Transcript: Helping to support students who lost everything in the Oregon wildfires

Upbeat music plays as text slides in over the rusted, charred remains of a building.

ON SCREEN TEXT:          Mill City, Oregon


Broken pieces of furniture lie scattered atop a mound of gray ash. Beyond a pile of bent metal covered in rust rests a roofless building. A teenager with long brown hair and an American flag face mask interviews as text appears.


ON SCREEN TEXT:          Cassidy Olson

                                    Student – Santiam Canyon School District

CASSIDY OLSON: We’ve seen pictures and everything, and we just came here two days after.


A taller teen stands beside Cassidy, wearing a mint green face mask. Text slides in as she talks.

ON SCREEN TEXT:          Bailey Olson

                                    Student – Santiam canyon School District


BAILEY OLSON: I was in shock, and kind of denying the fact that I lost everything.


Two charred propane tanks marked with spray painted X’s rest beside the remains of an exercise bike. Ash fills the concrete foundation of a former home. A banner of white text slides down over the damaged site.
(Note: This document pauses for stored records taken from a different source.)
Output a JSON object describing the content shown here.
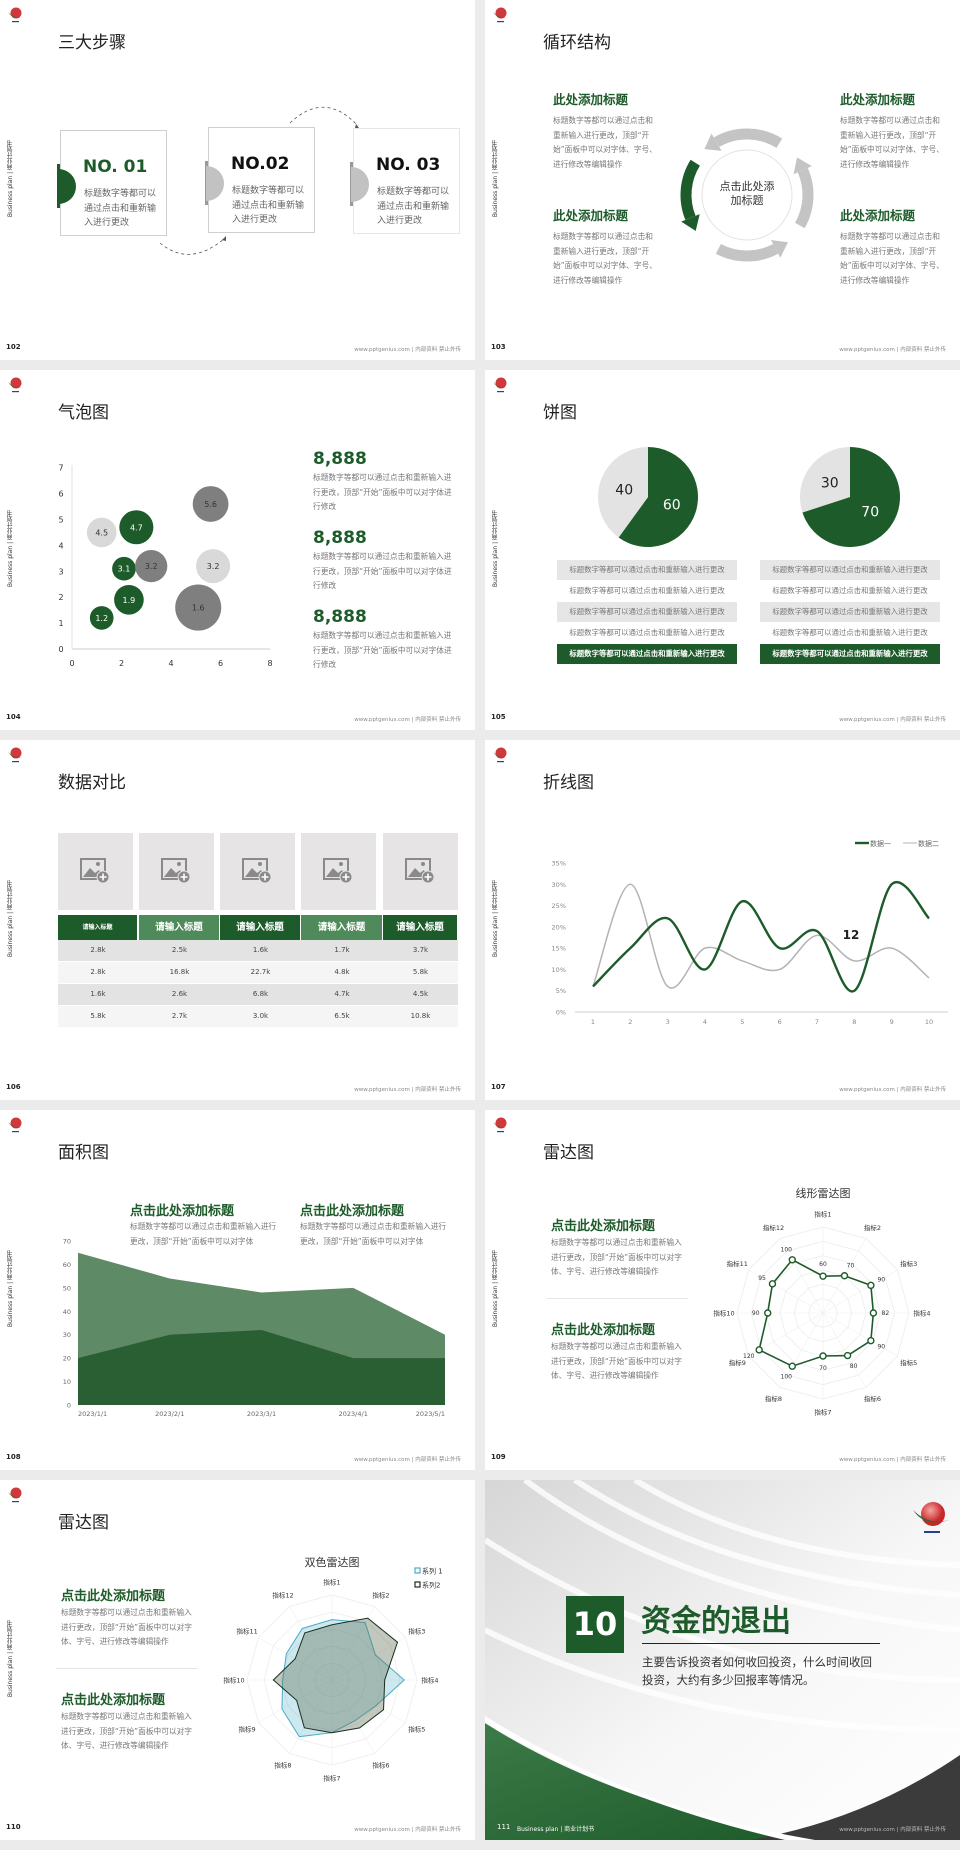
{
  "colors": {
    "green": "#1e5b2a",
    "mid_green": "#4e8a5a",
    "light_green": "#5f8a66",
    "gray": "#7f7f7f",
    "light_gray": "#d9d9d9",
    "series1_blue": "#4bacc6",
    "page_bg": "#ebebeb"
  },
  "common": {
    "side_label": "Business plan | 商业计划书",
    "footer": "www.pptgenius.com | 内部资料 禁止外传",
    "logo_icon": "sun-wave-logo"
  },
  "slides": [
    {
      "page": "102",
      "title": "三大步骤",
      "steps": [
        {
          "no": "NO. 01",
          "text": "标题数字等都可以通过点击和重新输入进行更改"
        },
        {
          "no": "NO.02",
          "text": "标题数字等都可以通过点击和重新输入进行更改"
        },
        {
          "no": "NO. 03",
          "text": "标题数字等都可以通过点击和重新输入进行更改"
        }
      ]
    },
    {
      "page": "103",
      "title": "循环结构",
      "center": "点击此处添加标题",
      "blocks": [
        {
          "heading": "此处添加标题",
          "text": "标题数字等都可以通过点击和重新输入进行更改，顶部“开始”面板中可以对字体、字号、进行修改等编辑操作"
        },
        {
          "heading": "此处添加标题",
          "text": "标题数字等都可以通过点击和重新输入进行更改，顶部“开始”面板中可以对字体、字号、进行修改等编辑操作"
        },
        {
          "heading": "此处添加标题",
          "text": "标题数字等都可以通过点击和重新输入进行更改，顶部“开始”面板中可以对字体、字号、进行修改等编辑操作"
        },
        {
          "heading": "此处添加标题",
          "text": "标题数字等都可以通过点击和重新输入进行更改，顶部“开始”面板中可以对字体、字号、进行修改等编辑操作"
        }
      ]
    },
    {
      "page": "104",
      "title": "气泡图",
      "stats": [
        {
          "value": "8,888",
          "text": "标题数字等都可以通过点击和重新输入进行更改，顶部“开始”面板中可以对字体进行修改"
        },
        {
          "value": "8,888",
          "text": "标题数字等都可以通过点击和重新输入进行更改，顶部“开始”面板中可以对字体进行修改"
        },
        {
          "value": "8,888",
          "text": "标题数字等都可以通过点击和重新输入进行更改，顶部“开始”面板中可以对字体进行修改"
        }
      ]
    },
    {
      "page": "105",
      "title": "饼图",
      "rows": [
        "标题数字等都可以通过点击和重新输入进行更改",
        "标题数字等都可以通过点击和重新输入进行更改",
        "标题数字等都可以通过点击和重新输入进行更改",
        "标题数字等都可以通过点击和重新输入进行更改",
        "标题数字等都可以通过点击和重新输入进行更改"
      ]
    },
    {
      "page": "106",
      "title": "数据对比",
      "image_icon": "add-image-icon",
      "headers": [
        "请输入标题",
        "请输入标题",
        "请输入标题",
        "请输入标题",
        "请输入标题"
      ],
      "rows": [
        [
          "2.8k",
          "2.5k",
          "1.6k",
          "1.7k",
          "3.7k"
        ],
        [
          "2.8k",
          "16.8k",
          "22.7k",
          "4.8k",
          "5.8k"
        ],
        [
          "1.6k",
          "2.6k",
          "6.8k",
          "4.7k",
          "4.5k"
        ],
        [
          "5.8k",
          "2.7k",
          "3.0k",
          "6.5k",
          "10.8k"
        ]
      ]
    },
    {
      "page": "107",
      "title": "折线图"
    },
    {
      "page": "108",
      "title": "面积图",
      "blocks": [
        {
          "heading": "点击此处添加标题",
          "text": "标题数字等都可以通过点击和重新输入进行更改，顶部“开始”面板中可以对字体"
        },
        {
          "heading": "点击此处添加标题",
          "text": "标题数字等都可以通过点击和重新输入进行更改，顶部“开始”面板中可以对字体"
        }
      ]
    },
    {
      "page": "109",
      "title": "雷达图",
      "blocks": [
        {
          "heading": "点击此处添加标题",
          "text": "标题数字等都可以通过点击和重新输入进行更改，顶部“开始”面板中可以对字体、字号、进行修改等编辑操作"
        },
        {
          "heading": "点击此处添加标题",
          "text": "标题数字等都可以通过点击和重新输入进行更改，顶部“开始”面板中可以对字体、字号、进行修改等编辑操作"
        }
      ]
    },
    {
      "page": "110",
      "title": "雷达图",
      "blocks": [
        {
          "heading": "点击此处添加标题",
          "text": "标题数字等都可以通过点击和重新输入进行更改，顶部“开始”面板中可以对字体、字号、进行修改等编辑操作"
        },
        {
          "heading": "点击此处添加标题",
          "text": "标题数字等都可以通过点击和重新输入进行更改，顶部“开始”面板中可以对字体、字号、进行修改等编辑操作"
        }
      ]
    },
    {
      "page": "111",
      "number": "10",
      "title": "资金的退出",
      "text": "主要告诉投资者如何收回投资，什么时间收回投资，大约有多少回报率等情况。"
    }
  ],
  "chart_data": [
    {
      "type": "scatter",
      "variant": "bubble",
      "xlim": [
        0,
        8
      ],
      "ylim": [
        0,
        7
      ],
      "xticks": [
        0,
        2,
        4,
        6,
        8
      ],
      "yticks": [
        0,
        1,
        2,
        3,
        4,
        5,
        6,
        7
      ],
      "points": [
        {
          "x": 1.2,
          "y": 4.5,
          "label": "4.5",
          "size": 2.2,
          "color": "#d9d9d9"
        },
        {
          "x": 2.6,
          "y": 4.7,
          "label": "4.7",
          "size": 2.9,
          "color": "#1e5b2a"
        },
        {
          "x": 2.1,
          "y": 3.1,
          "label": "3.1",
          "size": 1.4,
          "color": "#1e5b2a"
        },
        {
          "x": 3.2,
          "y": 3.2,
          "label": "3.2",
          "size": 2.6,
          "color": "#7f7f7f"
        },
        {
          "x": 5.6,
          "y": 5.6,
          "label": "5.6",
          "size": 3.2,
          "color": "#7f7f7f"
        },
        {
          "x": 5.7,
          "y": 3.2,
          "label": "3.2",
          "size": 2.9,
          "color": "#d9d9d9"
        },
        {
          "x": 2.3,
          "y": 1.9,
          "label": "1.9",
          "size": 2.2,
          "color": "#1e5b2a"
        },
        {
          "x": 1.2,
          "y": 1.2,
          "label": "1.2",
          "size": 1.4,
          "color": "#1e5b2a"
        },
        {
          "x": 5.1,
          "y": 1.6,
          "label": "1.6",
          "size": 5.3,
          "color": "#7f7f7f"
        }
      ]
    },
    {
      "type": "pie",
      "values": [
        60,
        40
      ],
      "labels": [
        "60",
        "40"
      ],
      "colors": [
        "#1e5b2a",
        "#e3e3e3"
      ]
    },
    {
      "type": "pie",
      "values": [
        70,
        30
      ],
      "labels": [
        "70",
        "30"
      ],
      "colors": [
        "#1e5b2a",
        "#e3e3e3"
      ]
    },
    {
      "type": "line",
      "smooth": true,
      "x": [
        "1",
        "2",
        "3",
        "4",
        "5",
        "6",
        "7",
        "8",
        "9",
        "10"
      ],
      "ylim": [
        0,
        35
      ],
      "yticks": [
        "0%",
        "5%",
        "10%",
        "15%",
        "20%",
        "25%",
        "30%",
        "35%"
      ],
      "legend": "top-right",
      "annotation": "12",
      "series": [
        {
          "name": "数据一",
          "values": [
            6,
            15,
            22,
            10,
            26,
            15,
            19,
            5,
            30,
            22
          ],
          "color": "#1e5b2a"
        },
        {
          "name": "数据二",
          "values": [
            6,
            30,
            6,
            15,
            12,
            10,
            18,
            12,
            15,
            8
          ],
          "color": "#b3b3b3"
        }
      ]
    },
    {
      "type": "area",
      "x": [
        "2023/1/1",
        "2023/2/1",
        "2023/3/1",
        "2023/4/1",
        "2023/5/1"
      ],
      "ylim": [
        0,
        70
      ],
      "yticks": [
        0,
        10,
        20,
        30,
        40,
        50,
        60,
        70
      ],
      "series": [
        {
          "values": [
            65,
            54,
            48,
            50,
            30
          ],
          "color": "#5f8a66"
        },
        {
          "values": [
            20,
            30,
            32,
            20,
            20
          ],
          "color": "#2a5e33"
        }
      ]
    },
    {
      "type": "radar",
      "title": "线形雷达图",
      "axes": [
        "指标1",
        "指标2",
        "指标3",
        "指标4",
        "指标5",
        "指标6",
        "指标7",
        "指标8",
        "指标9",
        "指标10",
        "指标11",
        "指标12"
      ],
      "rlim": [
        0,
        140
      ],
      "series": [
        {
          "values": [
            60,
            70,
            90,
            82,
            90,
            80,
            70,
            100,
            120,
            90,
            95,
            100
          ],
          "color": "#1e5b2a"
        }
      ]
    },
    {
      "type": "radar",
      "title": "双色雷达图",
      "axes": [
        "指标1",
        "指标2",
        "指标3",
        "指标4",
        "指标5",
        "指标6",
        "指标7",
        "指标8",
        "指标9",
        "指标10",
        "指标11",
        "指标12"
      ],
      "rlim": [
        0,
        100
      ],
      "legend": "top-right",
      "series": [
        {
          "name": "系列 1",
          "values": [
            71,
            78,
            59,
            85,
            60,
            55,
            62,
            77,
            68,
            58,
            62,
            70
          ],
          "color": "#4bacc6"
        },
        {
          "name": "系列2",
          "values": [
            65,
            84,
            89,
            62,
            70,
            65,
            62,
            65,
            48,
            69,
            50,
            64
          ],
          "color": "#1a2e1f"
        }
      ]
    }
  ]
}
ON SCREEN TEXT:          Cassidy and Bailey’s

                                    home was among

                                    the 4,000 houses

                                    and 1.2 million acres

                                    destroyed by the

                                    September Oregon



More text appears over concrete bricks, misshapen metal, and chunks of siding.

ON SCREEN TEXT:          Their school in the

                                    Santiam Canyon

                                    community also

                                    received a large

                                    amount of smoke



A blonde woman stands beside a road, holding a document. Text slides in.


ON SCREEN TEXT:          Angela Rasmussen

                                    Principal – Santiam Canyon School District


RASMUSSEN: The immediate impact for our students was just how we were going to start school, knowing that we had students who had no place to learn from. Right now, we are in distanced learning and students can’t be in our building. Before the fires, we ordered 20 hotspots for families that had connectivity issues, we’re up to about 80 right now, and that number keeps growing every day.


A woman with bangs works at a small desk beside a counter. Another woman in a maroon sweater video chats at a desk positioned beside a sink. A charred motorcycle stands upright, but its front wheel lies sideways. Heaps of ruined belongings liter the lawn surrounding the roofless building. A rusted tricycle sits on the pavement.

RASMUSSEN: In the days after the wildfire, people wanted to donate to our students and to our school, and so the idea of the Wildfire Needy Kids Fund came from that. 


A damaged swing set rests in front of a tree without any long branches. Cassidy and Bailey keep their hands in their pockets as they chat with a bald man.


RASMUSSEN: Our kids are still kids, they lost their PlayStations, they lost their basketballs, they lost their curling irons and their nail polish, and they lost everything that makes them a kid, and in some cases things that they worked really, really, hard to save up for to be able to buy those things. The Needy Kids Fund is filling that void.


In the same space as the women working at their desks, stacks of books fill a table. Coloring supplies rest in bins nearby. The bald man interviews as text slides in.


ON SCREEN TEXT:          Gary Daniels

                                    UnitedHealthcare – CEO Washington, Oregon


DANIELS: We provided about 500 meals to individuals that were evacuated out of this community. The great thing about working at UnitedHealthcare with a great team in Oregon, it was, “What else can we do?” It’s something that I couldn’t be more excited to reach out to and learn about how we can support them through the Needy Kids Fund.


A worn trampoline stands in front of rubble left from the fire. A vertical banner slides down with text.

ON SCREEN TEXT:          UnitedHealthcare

                                    donated $25,000

                                    to the Wildfire Needy

                                    Kids fund, helping

                                    students get supplies

                                    and technological 

                                    resources for virtual 


A woman in a thin coat with a thin black and gray coat interviews as text appears.

ON SCREEN TEXT:          Debbie Fawcett

                                    Teacher & Parent


FAWCETT: The Needy Kids Fund is helping my family by helping with hotspots, bringing out supplies to us. Without that we would have no access to any type of online schooling.


In a mobile home, a teenage girl in glasses sits at a table, smiling at her laptop. Debbie and Gary stare at the front steps of a completely leveled home.

DANIELS: The DNA that’s really kind of spread through our enterprise around serving our communities, we make sure that we can support the people that need it the most.


Angela sets down a rolled blanket as she crouches beside a group of brand-new backpacks. She reaches for a floral print one.

BAILEY OLSON: We probably wouldn’t be as far as we have come along without the support and the help from everyone in the community.


CASSIDY OLSON: It is just amazing, and I couldn’t be more grateful.


A blue logo appears over a white background.